In the interim before the consultation is launched, the National Observer published “There is no such thing as a contamination-free coal mine, top scientist warns Albertans” (Feb. 16) – summarizing a 2019 evaluation of the Benga Mining proposal for an open-pit coal mine at Grassy Mountain near the Crowsnest Pass in the Rockies, which concluded: “The Grassy Mountain Coal Project will create a ticking environmental time-bomb resulting from selenium pollution of high quality, high value aquatic habitats and culminate in poisoning of provincially and federally protected fish.”

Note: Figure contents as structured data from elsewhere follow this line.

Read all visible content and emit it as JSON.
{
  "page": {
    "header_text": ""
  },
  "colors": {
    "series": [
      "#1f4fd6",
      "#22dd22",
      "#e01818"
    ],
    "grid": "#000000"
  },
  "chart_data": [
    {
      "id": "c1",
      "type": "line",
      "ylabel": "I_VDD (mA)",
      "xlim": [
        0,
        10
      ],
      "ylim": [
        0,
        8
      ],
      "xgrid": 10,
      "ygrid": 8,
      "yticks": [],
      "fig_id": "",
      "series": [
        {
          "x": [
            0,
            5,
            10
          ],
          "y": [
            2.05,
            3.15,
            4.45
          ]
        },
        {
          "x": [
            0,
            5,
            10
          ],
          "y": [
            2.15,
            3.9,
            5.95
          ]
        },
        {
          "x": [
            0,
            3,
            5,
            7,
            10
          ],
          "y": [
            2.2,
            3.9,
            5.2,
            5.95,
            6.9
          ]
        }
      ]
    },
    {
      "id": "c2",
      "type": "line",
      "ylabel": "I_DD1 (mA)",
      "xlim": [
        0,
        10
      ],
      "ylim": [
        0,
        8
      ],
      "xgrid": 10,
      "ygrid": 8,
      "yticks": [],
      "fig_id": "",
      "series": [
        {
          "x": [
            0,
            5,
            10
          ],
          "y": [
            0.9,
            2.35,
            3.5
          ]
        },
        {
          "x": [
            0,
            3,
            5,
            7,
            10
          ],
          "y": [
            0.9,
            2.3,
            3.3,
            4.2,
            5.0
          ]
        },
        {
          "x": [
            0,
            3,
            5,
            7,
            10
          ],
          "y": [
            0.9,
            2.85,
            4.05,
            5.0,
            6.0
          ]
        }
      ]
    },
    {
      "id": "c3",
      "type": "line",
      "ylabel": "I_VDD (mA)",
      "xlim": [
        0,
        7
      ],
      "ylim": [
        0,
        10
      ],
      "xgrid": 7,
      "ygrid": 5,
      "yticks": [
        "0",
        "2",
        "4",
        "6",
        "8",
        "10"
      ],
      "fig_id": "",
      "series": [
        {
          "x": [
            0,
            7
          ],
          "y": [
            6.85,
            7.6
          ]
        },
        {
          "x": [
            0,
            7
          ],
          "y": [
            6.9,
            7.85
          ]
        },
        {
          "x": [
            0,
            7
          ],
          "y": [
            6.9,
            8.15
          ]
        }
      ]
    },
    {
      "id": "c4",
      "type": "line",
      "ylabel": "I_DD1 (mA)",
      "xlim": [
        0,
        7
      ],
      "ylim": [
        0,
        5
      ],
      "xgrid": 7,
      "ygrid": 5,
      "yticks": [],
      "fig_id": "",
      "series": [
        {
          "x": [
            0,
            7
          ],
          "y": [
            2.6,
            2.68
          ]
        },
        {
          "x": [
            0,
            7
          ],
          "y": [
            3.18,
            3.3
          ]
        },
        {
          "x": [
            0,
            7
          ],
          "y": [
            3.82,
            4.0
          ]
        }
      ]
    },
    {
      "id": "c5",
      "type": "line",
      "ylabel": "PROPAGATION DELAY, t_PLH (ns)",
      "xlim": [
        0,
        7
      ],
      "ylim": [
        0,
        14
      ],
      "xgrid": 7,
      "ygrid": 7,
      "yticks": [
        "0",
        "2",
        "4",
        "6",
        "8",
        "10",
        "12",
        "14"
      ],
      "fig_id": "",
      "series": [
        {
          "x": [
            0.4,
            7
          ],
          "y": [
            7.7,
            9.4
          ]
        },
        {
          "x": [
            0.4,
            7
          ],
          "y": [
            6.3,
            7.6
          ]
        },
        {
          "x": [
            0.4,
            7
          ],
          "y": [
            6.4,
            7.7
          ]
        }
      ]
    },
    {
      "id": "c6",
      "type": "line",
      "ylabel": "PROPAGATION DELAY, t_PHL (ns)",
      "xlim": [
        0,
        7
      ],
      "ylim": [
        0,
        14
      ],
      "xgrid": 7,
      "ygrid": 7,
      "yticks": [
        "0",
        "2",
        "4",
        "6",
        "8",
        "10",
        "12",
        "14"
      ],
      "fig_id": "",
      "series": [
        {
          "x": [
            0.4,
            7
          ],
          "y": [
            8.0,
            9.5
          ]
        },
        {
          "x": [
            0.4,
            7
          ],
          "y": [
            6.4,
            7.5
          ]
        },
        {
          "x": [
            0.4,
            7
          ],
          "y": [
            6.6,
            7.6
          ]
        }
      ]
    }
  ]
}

July 2017 saw the release of Lessons from Previous Coal Transitions: High-level Summary for Decision-makers , a synthesis report of case studies of past coal mining transitions in Spain, U.K., the Netherlands, Poland, U.S., and the Czech Republic – some as far back as the 1970’s. Some key take-aways from the report: “Because of the large scale and complexity of the challenges to be addressed, the earlier that actors (i.e. workers, companies and regions) anticipated, accepted and began to implement steps to prepare and cushion the shock of the transition, the better the results”; “the aggregate social costs to the state of a failure to invest in the transition of workers and regions are often much higher that the costs of not investing from an overall societal perspective.” While the level of cost details varies in the case studies, it is clear that costs are significant. For example, the case study of Limburg, Netherlands states that the national government spent approximately 11.6 billion Euros (in today’s prices) on national subsidies to support coal prices and regional reconversion, in addition to several 100 million per year in EU funds. “One estimate also suggested that in the Dutch case, all told, regional reinvestment in new economic activities also cost about 300 to 400 000€/per long-term job created.” Limburg is also cited as “remarkable for the relatively consensual nature of the transition between unions, company and government.” (see page 10).
The Synthesis report and individual case study reports of the six countries are available here . These are the work of the Research and Dialogue on Coal Transitions project, a large-scale research project led by Climate Strategies and the Institute for Sustainable Development and International Relations (IDDRI) , which also sponsors the Deep Decarbonization Pathways Project. Future reports scheduled for 2018: a Global report, and a Round Table on the Future of Coal.